Trump'un Türkiye'yi ekonomi ile tehdidi ve Bahçeli'nin hükümete desteğinin hatırlatılması üzerine Kalın, "O tweet atıldıktan sonra biz gerekli cevapları verdik. Dün akşam da Cumhurbaşkanımız Sayın Trump ile olumlu havada geçen bir görüşme yaptılar. Orada bu konuyu bir sonuca bağladılar. Zaman zaman Sayın Trump'un bu tür çıkışları olduğunu biliyoruz. Dünkü görüşme tonu itibariyle, genel havası itibariyle olumlu bir görüşmeydi. Görüşmeden sonra Sayın Trump bir tweet daha attı, Türkiye ile ekonomik ilişkileri geliştirmek istediğini, bunun için büyük bir potansiyel bulunduğunu söyledi. 75 milyar dolar ticaret hacmini iki lider belirlediler. Bu episodu geride bıraktığımızı düşünüyoruz. Pozitif gündem ile bugüne ve yarına bakalım. Tabii ki görüş ayrılıkları olabilir. ABD'nin PYD/YPG konusundaki tutumunu kabul etmediğimizi ifade etmeye devam edeceğiz. Ekonomik tehdit konuları geride kaldı, bugün yeni bir hedef kondu" açıklamasında bulundu.

"4 yıl sonra Cumhurbaşkanımızın dediği noktaya geldiler"

Erdoğan-Trump arasındaki telefon görüşmesinde güvenli bölge konusunun gündeme geldiğinin hatırlatılması üzerine Kalın, "Sayın Trump'un bu 20 mil teklifine olumlu baktığımızı ifade ediyoruz. Bu Cumhurbaşkanımızın 4 yıldır dile getirdiği bir tekliftir. İlk defa Amerikan yönetimi tarafından bunun uygulanabilir plan olduğu ifade edilmiş oldu. Yaklaşık 4 yıl sonra Cumhurbaşkanımızın dediği noktaya geldiler, bu sevindiricidir" dedi.

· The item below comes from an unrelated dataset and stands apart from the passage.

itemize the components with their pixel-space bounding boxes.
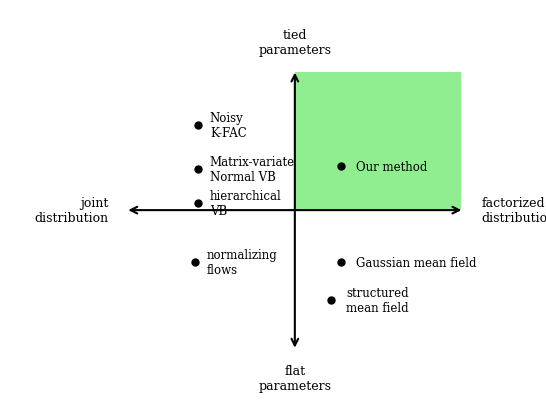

Güvenli bölgenin sadece Türkiye için değil, Suriye'de yaşayanlar için de güvenli bir bölge olacağının altını çizen Kalın, "Burada terör örgütüne koruma sağlayabilecek bir plana bizim "evet" dememiz asla söz konusu olamaz. Sayın Bahçeli bu noktaya dikkat çekiyor. Türkiye'yi boşa çıkartacak, terör örgütlerine yeni bir fırsat alanı oluşturacak bir anlaşmaya, planlamaya bizim onay vermemiz asla söz konusu değil. Oranın kontrolü Türkiye'nin elinde olacak" diye konuştu.

"S-400 alımı ile Patriot füzelerinin alınması arasında hiçbir ilişki söz konusu değildir"

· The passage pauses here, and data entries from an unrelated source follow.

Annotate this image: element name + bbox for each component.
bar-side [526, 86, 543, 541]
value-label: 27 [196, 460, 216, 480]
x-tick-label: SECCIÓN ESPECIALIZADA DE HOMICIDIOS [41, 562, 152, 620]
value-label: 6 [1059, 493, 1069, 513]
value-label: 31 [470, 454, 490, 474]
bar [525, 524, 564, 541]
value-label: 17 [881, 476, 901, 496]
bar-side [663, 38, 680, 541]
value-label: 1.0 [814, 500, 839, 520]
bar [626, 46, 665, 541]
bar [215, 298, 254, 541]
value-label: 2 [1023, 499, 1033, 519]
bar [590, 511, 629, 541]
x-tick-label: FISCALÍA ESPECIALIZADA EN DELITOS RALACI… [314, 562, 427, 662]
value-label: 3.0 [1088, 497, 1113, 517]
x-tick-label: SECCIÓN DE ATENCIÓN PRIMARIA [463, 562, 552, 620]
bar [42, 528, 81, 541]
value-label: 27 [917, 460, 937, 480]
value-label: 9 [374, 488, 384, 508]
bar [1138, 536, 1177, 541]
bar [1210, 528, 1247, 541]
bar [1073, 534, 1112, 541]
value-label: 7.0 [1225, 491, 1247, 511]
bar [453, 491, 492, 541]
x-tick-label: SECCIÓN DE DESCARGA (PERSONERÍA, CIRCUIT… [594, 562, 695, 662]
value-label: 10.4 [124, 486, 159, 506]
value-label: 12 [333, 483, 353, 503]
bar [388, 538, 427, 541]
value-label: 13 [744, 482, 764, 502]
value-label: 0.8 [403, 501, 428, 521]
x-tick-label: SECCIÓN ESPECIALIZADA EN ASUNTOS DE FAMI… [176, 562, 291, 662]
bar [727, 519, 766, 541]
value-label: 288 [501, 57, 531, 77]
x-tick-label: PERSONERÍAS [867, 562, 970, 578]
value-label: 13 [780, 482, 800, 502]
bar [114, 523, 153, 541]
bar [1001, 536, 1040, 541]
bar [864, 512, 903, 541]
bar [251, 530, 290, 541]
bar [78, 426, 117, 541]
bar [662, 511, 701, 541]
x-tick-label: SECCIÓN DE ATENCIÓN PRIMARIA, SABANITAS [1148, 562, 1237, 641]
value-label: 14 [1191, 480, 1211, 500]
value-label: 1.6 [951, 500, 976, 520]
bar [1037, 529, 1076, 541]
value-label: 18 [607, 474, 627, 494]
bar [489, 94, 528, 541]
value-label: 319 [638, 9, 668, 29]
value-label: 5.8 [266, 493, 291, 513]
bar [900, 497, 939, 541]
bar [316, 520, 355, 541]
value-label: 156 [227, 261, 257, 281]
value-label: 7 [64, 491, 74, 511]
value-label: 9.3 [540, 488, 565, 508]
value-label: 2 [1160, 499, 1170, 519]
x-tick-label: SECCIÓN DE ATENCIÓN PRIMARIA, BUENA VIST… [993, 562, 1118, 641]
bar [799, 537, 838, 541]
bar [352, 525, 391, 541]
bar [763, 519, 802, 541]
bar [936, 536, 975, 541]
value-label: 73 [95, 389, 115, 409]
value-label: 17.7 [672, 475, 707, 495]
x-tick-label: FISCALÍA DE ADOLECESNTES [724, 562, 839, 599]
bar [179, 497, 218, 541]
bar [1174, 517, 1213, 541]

ABD'nin Türkiye'ye Patriot teklifinin ardından ABD heyetinin ikinci ziyaretini gerçekleştirdiği, Rusya'dan S-400 alımının Patriot alımına bir sorun olmayacağının heyete anlatılıp anlatılmadığının sorulması üzerine Kalın, "S-400 alımı ile Patriot füzelerinin alınması arasında hiçbir ilişki söz konusu değildir bizim açımızdan. Türkiye kendi milli güvenlik çıkarları çerçevesinde istediği ülkeden istediği askeri teknolojiyi alabilir. Patriotlarla ilgili yapılan teklife gelince bu bir müzakere süreci. Gelen teklif bizim ihtiyaçlarımızı ne kadar karşılıyor, bunun müzakeresi yapılıyor. Bizim üç tane temel kriterimiz var, birincisi fiyat, ikincisi teslim tarihi, üçüncüsü de teknoloji transferi ve ortak üretim. Bu şartların yerine getirilmesi halinde Patriot füzeleri alınabilir. Bu şartları karşılamaması halende müzakereler devam eder. Bizim S-400 ile ulaştığımız bir nokta var, hem fiyat hem teslim tarihi hem de ortak üretim konusunda, bunun gerisine düşecek bir teklifin çok fazla yol alamayacağını tahmin etmek zor almasa gerek" şeklinde konuştu.

"3600 ek göstergeye çıkartılması ile ilgili çalışma devam ediyor"

İbrahim Kalın, 2. 100 Günlük Eylem Planı'nda öğretmenlere ilişkin 3600 ek göstergenin açıklandığı, polisler, sağlık çalışanları ve din görevlilerinin bu bağlamdaki beklentileri için 2019 yılında bir düzenleme yapılıp yapılmayacağı konusuna ilişkin ise şunları söyledi:

"Cumhurbaşkanımızın daha önce söz verdiği bir konudur. İmamlar, öğretmenler, sağlık çalışanları ve polislerin 3600 ek göstergeye çıkartılması ile ilgili çalışma devam ediyor. Bunların dördünün birden bir paket halinde tamamlanması planlanıyor. Herhangi bir gündemden çıkartma ve unutma diye bir şey söz konusu değil."